Marr Alexander R, Halpin Madeline, Corbin Dominique L, Asemelash Yerdanos, Sher Steven, Gordon Britten K, Whipp Ethan C, Mitchell Shaneice, Harrington Bonnie K, Orwick Shelley, Benrashid Samon, Goettl Virginia M, Yildiz Vedat, Mitchell Andrew D, Cahn Olivia, Mims Alice S, Larkin Karilyn T M, Long Meixao, Blachly James, Woyach Jennifer A, Lapalombella Rosa, Grieselhuber Nicole R
Division of Hematology, Department of Internal Medicine, The Ohio State University, Columbus, OH, USA.
Department of Pathology, Stanford University, Stanford, CA, USA.
Exp Hematol Oncol. 2024 Mar 4;13(1):27. doi: 10.1186/s40164-024-00483-w.
Acute myeloid leukemia (AML) is a highly aggressive hematologic cancer with poor survival across a broad range of molecular subtypes. Development of efficacious and well-tolerable therapies encompassing the range of mutations that can arise in AML remains an unmet need. The bromo- and extra-terminal domain (BET) family of proteins represents an attractive therapeutic target in AML due to their crucial roles in many cellular functions, regardless of any specific mutation. Many BET inhibitors (BETi) are currently in pre-clinical and early clinical development, but acquisition of resistance continues to remain an obstacle for the drug class. Novel methods to circumvent this development of resistance could be instrumental for the future use of BET inhibitors in AML, both as monotherapy and in combination. To date, many investigations into possible drug combinations of BETi with CDK inhibitors have focused on CDK9, which has a known physical and functional interaction with the BET protein BRD4. Therefore, we wished to investigate possible synergy and additive effects between inhibitors of these targets in AML. Here, we describe combination therapy with the multi-CDK inhibitor dinaciclib and the BETi PLX51107 in pre-clinical models of AML. Dinaciclib and PLX51107 demonstrate additive effects in AML cell lines, primary AML samples, and in vivo. Further, we demonstrate novel activity of dinaciclib through inhibition of the canonical/β-catenin dependent Wnt signaling pathway, a known resistance mechanism to BETi in AML. We show dinaciclib inhibits Wnt signaling at multiple levels, including downregulation of β-catenin, the Wnt co-receptor LRP6, as well as many Wnt pathway components and targets. Moreover, dinaciclib sensitivity remains unaffected in a setting of BET resistance, demonstrating similar inhibitory effects on Wnt signaling when compared to BET-sensitive cells. Ultimately, our results demonstrate rationale for combination CDKi and BETi in AML. In addition, our novel finding of Wnt signaling inhibition could have potential implications in other cancers where Wnt signaling is dysregulated and demonstrates one possible approach to circumvent development of BET resistance in AML.
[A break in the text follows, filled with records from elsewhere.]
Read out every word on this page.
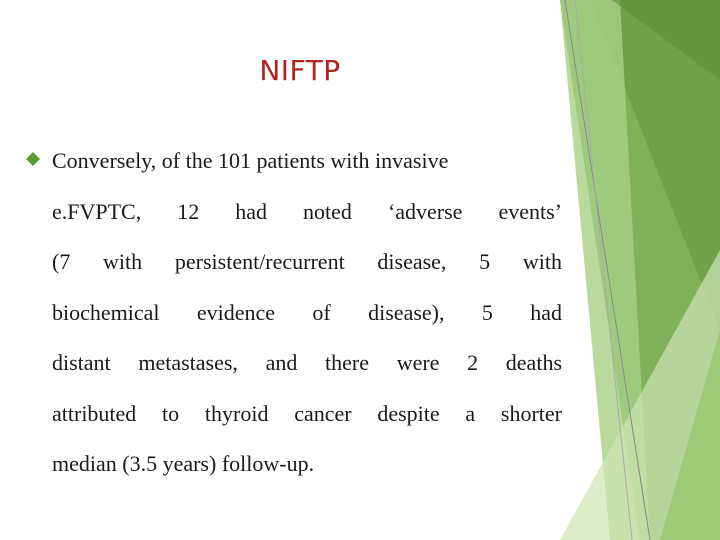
NIFTP
Conversely, of the 101 patients with invasive
e.FVPTC, 12 had noted ‘adverse events’
(7 with persistent/recurrent disease, 5 with
biochemical evidence of disease), 5 had
distant metastases, and there were 2 deaths
attributed to thyroid cancer despite a shorter
median (3.5 years) follow-up.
急性髓系白血病(AML)是一种侵袭性很强的血液系统癌症,在广泛的分子亚型中生存率都很低。开发涵盖AML中可能出现的各种突变且疗效显著、耐受性良好的疗法仍是未满足的需求。含溴结构域和额外末端结构域(BET)蛋白家族因其在许多细胞功能中发挥关键作用,成为AML中一个有吸引力的治疗靶点,无论是否存在特定突变。目前许多BET抑制剂(BETi)正处于临床前和早期临床开发阶段,但获得性耐药仍然是该类药物面临的障碍。规避这种耐药性发展的新方法可能有助于未来BET抑制剂在AML中作为单一疗法或联合疗法的应用。迄今为止,许多关于BETi与CDK抑制剂联合用药可能性的研究都集中在CDK9上,它与BET蛋白BRD4存在已知的物理和功能相互作用。因此,我们希望研究这些靶点的抑制剂在AML中可能产生的协同和相加作用。在此,我们描述了在AML临床前模型中多靶点CDK抑制剂地西他滨和BETi PLX51107的联合治疗。地西他滨和PLX51107在AML细胞系、原发性AML样本以及体内均表现出相加作用。此外,我们通过抑制经典/β-连环蛋白依赖性Wnt信号通路证明了地西他滨的新活性,这是AML中已知的对BETi的耐药机制。我们发现地西他滨在多个水平上抑制Wnt信号,包括下调β-连环蛋白、Wnt共受体LRP6以及许多Wnt信号通路成分和靶点。此外,在BET耐药的情况下,地西他滨的敏感性不受影响,与BET敏感细胞相比,对Wnt信号表现出相似的抑制作用。最终,我们的结果证明了在AML中联合使用CDKi和BETi的合理性。此外,我们对Wnt信号抑制的新发现可能对其他Wnt信号失调的癌症有潜在影响,并展示了一种在AML中规避BET耐药性发展的可能方法。